Sykes was having none of it, responding, “There was no injury in that regard; they didn’t not get what they bargained for.”
“They got the same amount of food —” De Re started, before Sykes interrupted.
“Right, and that’s what you bargain for when you buy a sandwich,” said the judge. “There’s no argument for a consumer fraud action here now that we know that the very few sandwiches that fell half an inch shorter than the 12 inches had the same amount of food or more… Any claim that the shape of the bread is material would be rejected as a matter of law as frivolous.”
It could have won this case on the merits but “made a decision in the midst of a media frenzy… made a business decision to settle. It’s really not for Mr. Frank to decide whether Doctors’ Associates should or should not make that business decision.”
Jeffrey Babbin, the attorney representing Subway before the panel, explained the company has no doubt it would have won the case on its merits, but nevertheless “made a decision in the midst of a media frenzy… It’s really not for Mr. Frank to decide whether Doctors Associates should or should not make that business decision.”
However, Judge Sykes responded by explaining that Subway’s decision to settle was not really the legal issue before the panel.
“What we’re talking about is what the court’s obligation in a situation like this is; to avoid abuses of the legal system such as this case represents,” she explained to Babbin. “A class action that seeks only worthless benefits for the class should be dismissed out of hand. That’s what should have happened here… This is a racket.”
De Re had argued that the benefits of the settlement were not actually worthless, and that the policy changes would not have occurred had the lawsuits not been filed.
There is value, he explained, “of saying we’re going to implement these procedures, we’re gonna do right by our people.”
“But they had already done that,” replied the panel.
“Before this case was filed, they had not,” countered De Re. “I don’t think that there is any support on the record for the fact that Subway was going to do this or anything was going to be different on this matter.
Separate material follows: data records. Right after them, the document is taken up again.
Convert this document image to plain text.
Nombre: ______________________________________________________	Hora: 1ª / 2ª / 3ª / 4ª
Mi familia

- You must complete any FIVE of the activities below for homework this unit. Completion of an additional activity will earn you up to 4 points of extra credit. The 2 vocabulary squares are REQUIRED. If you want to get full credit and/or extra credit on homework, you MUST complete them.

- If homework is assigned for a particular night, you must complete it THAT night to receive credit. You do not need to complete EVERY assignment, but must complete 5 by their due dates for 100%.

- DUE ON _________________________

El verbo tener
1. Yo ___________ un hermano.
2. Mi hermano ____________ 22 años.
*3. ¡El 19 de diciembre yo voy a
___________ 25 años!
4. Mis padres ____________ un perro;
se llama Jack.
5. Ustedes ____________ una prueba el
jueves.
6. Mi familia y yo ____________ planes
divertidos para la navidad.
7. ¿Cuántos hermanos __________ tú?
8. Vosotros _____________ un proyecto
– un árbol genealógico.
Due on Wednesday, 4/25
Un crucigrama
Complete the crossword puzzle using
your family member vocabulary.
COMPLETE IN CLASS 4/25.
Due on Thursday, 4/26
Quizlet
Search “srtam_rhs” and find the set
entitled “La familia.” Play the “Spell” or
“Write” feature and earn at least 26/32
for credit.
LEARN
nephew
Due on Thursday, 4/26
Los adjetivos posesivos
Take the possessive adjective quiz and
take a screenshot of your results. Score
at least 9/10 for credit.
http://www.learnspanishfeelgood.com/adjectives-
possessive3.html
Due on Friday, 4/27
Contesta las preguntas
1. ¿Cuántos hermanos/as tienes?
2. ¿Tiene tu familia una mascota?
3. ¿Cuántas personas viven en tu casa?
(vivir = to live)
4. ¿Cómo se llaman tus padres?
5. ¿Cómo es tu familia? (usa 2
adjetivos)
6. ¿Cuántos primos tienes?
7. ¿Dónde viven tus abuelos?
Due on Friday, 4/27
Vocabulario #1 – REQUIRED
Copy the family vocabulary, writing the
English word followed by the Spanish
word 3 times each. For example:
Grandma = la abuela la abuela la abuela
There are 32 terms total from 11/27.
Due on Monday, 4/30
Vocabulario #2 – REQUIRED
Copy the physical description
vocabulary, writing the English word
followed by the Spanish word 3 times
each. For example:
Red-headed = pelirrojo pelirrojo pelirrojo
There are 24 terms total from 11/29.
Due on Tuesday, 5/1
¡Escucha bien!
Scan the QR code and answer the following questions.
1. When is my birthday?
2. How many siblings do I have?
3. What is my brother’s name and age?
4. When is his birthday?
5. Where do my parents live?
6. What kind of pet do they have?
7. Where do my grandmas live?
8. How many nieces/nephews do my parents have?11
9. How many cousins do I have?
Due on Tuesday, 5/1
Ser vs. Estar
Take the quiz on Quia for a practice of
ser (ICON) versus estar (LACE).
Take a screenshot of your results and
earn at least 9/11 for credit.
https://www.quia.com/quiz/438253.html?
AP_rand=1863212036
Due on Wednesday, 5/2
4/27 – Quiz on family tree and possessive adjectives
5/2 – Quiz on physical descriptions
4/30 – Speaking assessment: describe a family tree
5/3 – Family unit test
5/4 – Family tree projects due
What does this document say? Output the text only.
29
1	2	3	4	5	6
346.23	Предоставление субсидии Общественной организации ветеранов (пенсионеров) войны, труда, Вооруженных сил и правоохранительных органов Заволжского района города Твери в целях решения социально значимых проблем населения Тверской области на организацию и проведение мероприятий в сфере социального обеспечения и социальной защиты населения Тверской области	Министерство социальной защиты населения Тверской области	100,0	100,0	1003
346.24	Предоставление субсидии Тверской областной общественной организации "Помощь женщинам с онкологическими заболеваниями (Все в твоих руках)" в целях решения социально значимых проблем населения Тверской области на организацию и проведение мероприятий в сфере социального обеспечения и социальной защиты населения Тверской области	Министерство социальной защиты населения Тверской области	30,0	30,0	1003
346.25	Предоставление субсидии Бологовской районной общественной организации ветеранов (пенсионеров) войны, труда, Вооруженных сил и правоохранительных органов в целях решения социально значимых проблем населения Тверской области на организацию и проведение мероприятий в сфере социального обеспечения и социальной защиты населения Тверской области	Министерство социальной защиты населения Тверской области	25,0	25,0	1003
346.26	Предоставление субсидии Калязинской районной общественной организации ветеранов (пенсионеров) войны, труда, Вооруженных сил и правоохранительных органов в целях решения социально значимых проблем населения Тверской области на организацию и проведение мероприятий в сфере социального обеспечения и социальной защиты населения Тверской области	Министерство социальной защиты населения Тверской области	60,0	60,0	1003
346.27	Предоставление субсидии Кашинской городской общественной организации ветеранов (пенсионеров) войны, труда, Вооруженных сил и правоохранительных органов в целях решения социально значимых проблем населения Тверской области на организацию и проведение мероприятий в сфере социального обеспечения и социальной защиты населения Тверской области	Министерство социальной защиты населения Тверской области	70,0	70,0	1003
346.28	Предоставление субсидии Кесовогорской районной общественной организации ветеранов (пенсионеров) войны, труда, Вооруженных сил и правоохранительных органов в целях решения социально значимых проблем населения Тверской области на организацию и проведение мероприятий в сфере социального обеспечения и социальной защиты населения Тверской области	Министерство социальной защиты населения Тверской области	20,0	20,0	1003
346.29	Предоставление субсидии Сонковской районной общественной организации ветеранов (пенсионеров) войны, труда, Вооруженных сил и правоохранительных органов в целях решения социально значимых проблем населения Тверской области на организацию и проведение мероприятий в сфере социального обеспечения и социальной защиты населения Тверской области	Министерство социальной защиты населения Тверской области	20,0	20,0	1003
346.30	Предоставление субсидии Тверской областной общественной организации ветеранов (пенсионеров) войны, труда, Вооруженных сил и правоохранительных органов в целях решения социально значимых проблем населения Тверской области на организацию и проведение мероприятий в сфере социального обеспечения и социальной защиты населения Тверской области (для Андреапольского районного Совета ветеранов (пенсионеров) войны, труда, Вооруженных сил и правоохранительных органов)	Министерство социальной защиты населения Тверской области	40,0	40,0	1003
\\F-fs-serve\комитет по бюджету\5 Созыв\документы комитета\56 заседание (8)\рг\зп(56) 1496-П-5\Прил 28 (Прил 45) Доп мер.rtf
The original case in this matter was filed before there was any public statement made.”
He also contends — though none of this evidence is on the record — that mediation with Subway did indeed turn up proof that “Some people were getting less food.”
Sykes slammed the plaintiffs’ attorneys for piling on to a case with no apparent merit.
“No investigation was done pre-suit, so far as I can tell,” she told De Re. “The suits were filed within days of the Australian kid’s post that went viral. It was opportunistic entirely.”
“There was no ’selling out’ here,” responded De Re. “It was plaintiffs’ council doing the best they would with what turned out to be some bad facts.”
Judge Rovner asked Babbin if Subway looked at the payment of the $520,000 in attorney fees as an opportunity for an “effective exit.”
The attorney agreed that Subway was indeed looking for a good way out in light of the story going viral and turning up on “national media, morning television shows.”
“What a wonderful opportunity,” said Rovner, “to go on national television and get all of that free publicity and say ‘Every one of these sandwich eaters got exactly the amount of sandwich that they paid for.’”
Sykes questioned the merits of the actual policy changes when Subway has admitted that, because of the imperfect science of baking bread, not all rolls will be 12″ long.
“Yes, but we’ve changed the tolerance of them serving that bread,” answered Babbin.
Asked Rovner, “Are you saying that the young teenager selling Subway sandwiches is standing there with a ruler?”
Closing out the oral arguments, Frank pointed to a statement by Subway that it would be following the same the policy changes even if the district court rejected the settlement.
“That’s the very definition of immaterial,” concluded Frank. “There’s no marginal difference [here] between having a settlement and not having a settlement.”
The judges will likely rule on this case by early 2017.